Anak-anak kita harus bisa bekerja, tapi kodrat mereka bukan hanya makhluk pekerja. Mereka perlu merumuskan tujuan hidup mereka sendiri secara otentik. “Untuk siapakah kepala, hati, dan tanganmu diabdikan?” kata Charlotte Mason. Usia SMA adalah fase yang tepat untuk mulai mendorong mereka bergulat dengan berbagai kemungkinan jawabannya.
***
Apakah materi pelajaran yang banyak membuat anak tidak bisa mengembangkan minat-bakatnya? Itu simpulan yang wajar sebab rujukannya adalah cara belajar yang umum di sekolah saat ini. Saya tidak akan membicarakan kendalanya, tapi idealnya dulu.
Mendorong anak mengembangkan minat dan menyusun konten belajar mereka sendiri pada usia SMA, dalam perspektif Charlotte Mason itu terlalu terlambat. Anak sudah harus dibiasakan mengerjakan yang dia suka sejak dia masih bayi.
Seperti Nino, Charlotte juga menganggap bahwa aktor utama proses belajar adalah anak itu sendiri.

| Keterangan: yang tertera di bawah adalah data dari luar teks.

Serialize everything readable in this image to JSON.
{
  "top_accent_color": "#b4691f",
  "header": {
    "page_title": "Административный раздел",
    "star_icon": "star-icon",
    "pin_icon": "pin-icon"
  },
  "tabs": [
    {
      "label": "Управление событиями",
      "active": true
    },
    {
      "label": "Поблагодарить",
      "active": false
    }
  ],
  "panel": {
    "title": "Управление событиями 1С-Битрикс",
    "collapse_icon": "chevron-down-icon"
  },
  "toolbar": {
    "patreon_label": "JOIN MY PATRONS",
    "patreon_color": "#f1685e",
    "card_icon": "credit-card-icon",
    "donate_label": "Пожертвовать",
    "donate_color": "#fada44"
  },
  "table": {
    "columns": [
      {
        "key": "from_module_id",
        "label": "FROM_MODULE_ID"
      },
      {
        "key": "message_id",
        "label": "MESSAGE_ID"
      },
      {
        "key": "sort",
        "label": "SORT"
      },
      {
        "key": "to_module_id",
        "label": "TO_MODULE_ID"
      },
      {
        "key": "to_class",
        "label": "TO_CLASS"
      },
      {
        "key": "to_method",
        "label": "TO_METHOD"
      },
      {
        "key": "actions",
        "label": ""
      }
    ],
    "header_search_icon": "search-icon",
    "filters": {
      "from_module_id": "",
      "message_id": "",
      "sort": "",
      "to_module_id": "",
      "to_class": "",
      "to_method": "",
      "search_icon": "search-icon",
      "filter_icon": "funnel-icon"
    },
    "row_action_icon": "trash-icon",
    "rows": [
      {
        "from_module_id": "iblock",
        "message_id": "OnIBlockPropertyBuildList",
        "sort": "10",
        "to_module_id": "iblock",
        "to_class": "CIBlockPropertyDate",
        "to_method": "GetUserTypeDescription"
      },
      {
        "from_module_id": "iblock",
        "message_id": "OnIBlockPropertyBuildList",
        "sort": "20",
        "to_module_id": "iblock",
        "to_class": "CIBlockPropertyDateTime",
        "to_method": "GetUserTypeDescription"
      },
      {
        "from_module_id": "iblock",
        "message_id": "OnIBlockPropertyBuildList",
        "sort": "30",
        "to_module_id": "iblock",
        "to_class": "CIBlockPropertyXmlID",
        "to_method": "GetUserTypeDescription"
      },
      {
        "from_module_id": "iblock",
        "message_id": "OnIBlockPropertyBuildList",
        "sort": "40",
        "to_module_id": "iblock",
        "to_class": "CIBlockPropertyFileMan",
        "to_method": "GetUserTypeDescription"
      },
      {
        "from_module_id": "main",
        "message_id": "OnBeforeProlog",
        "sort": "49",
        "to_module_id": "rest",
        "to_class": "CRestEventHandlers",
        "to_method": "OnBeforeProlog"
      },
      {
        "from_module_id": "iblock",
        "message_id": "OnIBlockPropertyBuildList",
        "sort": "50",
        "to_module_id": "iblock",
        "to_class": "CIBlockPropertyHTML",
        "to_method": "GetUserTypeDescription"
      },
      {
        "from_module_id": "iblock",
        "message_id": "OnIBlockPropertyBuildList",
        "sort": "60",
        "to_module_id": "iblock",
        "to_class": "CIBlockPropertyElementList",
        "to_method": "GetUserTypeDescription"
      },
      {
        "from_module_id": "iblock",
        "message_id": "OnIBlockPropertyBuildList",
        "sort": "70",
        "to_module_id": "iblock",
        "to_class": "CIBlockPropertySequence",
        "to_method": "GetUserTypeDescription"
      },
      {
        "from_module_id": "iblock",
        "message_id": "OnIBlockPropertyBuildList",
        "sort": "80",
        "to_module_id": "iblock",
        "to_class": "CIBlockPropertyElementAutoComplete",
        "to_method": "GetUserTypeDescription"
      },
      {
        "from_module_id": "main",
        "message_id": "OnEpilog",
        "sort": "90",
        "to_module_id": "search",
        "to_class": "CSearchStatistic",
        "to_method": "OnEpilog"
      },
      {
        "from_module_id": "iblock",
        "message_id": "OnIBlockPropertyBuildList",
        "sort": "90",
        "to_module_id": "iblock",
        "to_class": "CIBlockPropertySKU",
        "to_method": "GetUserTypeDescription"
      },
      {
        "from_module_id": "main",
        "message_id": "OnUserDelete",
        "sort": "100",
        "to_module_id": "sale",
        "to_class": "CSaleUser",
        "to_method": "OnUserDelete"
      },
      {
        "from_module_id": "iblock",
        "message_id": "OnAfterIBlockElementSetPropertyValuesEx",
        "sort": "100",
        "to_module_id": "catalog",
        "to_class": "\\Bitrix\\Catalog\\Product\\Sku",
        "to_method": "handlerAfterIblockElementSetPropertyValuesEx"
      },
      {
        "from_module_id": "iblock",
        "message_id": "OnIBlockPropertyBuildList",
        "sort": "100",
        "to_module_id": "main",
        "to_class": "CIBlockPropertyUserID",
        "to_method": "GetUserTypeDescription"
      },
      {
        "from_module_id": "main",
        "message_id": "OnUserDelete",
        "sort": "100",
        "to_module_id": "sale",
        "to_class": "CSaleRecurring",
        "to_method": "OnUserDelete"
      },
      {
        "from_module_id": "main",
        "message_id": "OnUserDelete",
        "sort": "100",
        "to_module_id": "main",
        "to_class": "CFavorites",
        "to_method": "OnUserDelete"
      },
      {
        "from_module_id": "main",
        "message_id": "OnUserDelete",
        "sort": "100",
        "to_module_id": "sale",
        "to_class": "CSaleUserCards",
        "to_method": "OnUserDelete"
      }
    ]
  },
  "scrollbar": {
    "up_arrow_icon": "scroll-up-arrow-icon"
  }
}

Makin banyak anak berperan aktif, makin sedikit orangtua dan guru ikut campur, makin baik. Istilahnya, masterly inactivity.
Karena itu, Charlotte berpesan agar anak tidak perlu diberi pelajaran terstruktur sampai dia berusia 6-7 tahun. Biarkan dia bermain bebas. Tentu saja, ini nantinya akan menuntut pemerintah menyediakan fasilitas publik bagi anak-anak seperti ruang hijau terbuka di kampung-kampung, perpustakaan yang koleksinya lengkap, sentra-sentra hasta karya atau seni rupa, selain membuat aturan-aturan untuk menjaga keamanan anak-anak agar aman berkegiatan di sekeliling rumah mereka.
Banyak bermain bebas, apalagi di lingkungan alami, sudah dibuktikan oleh berbagai riset akan meningkatkan kesehatan anak, baik jasmani, mental, maupun emosional – spiritual juga, kata Charlotte. Sudah waktunya TK-TK berubah kurikulum, dari mengurung murid-murid dalam ruangan ke banyak menjelajah alam.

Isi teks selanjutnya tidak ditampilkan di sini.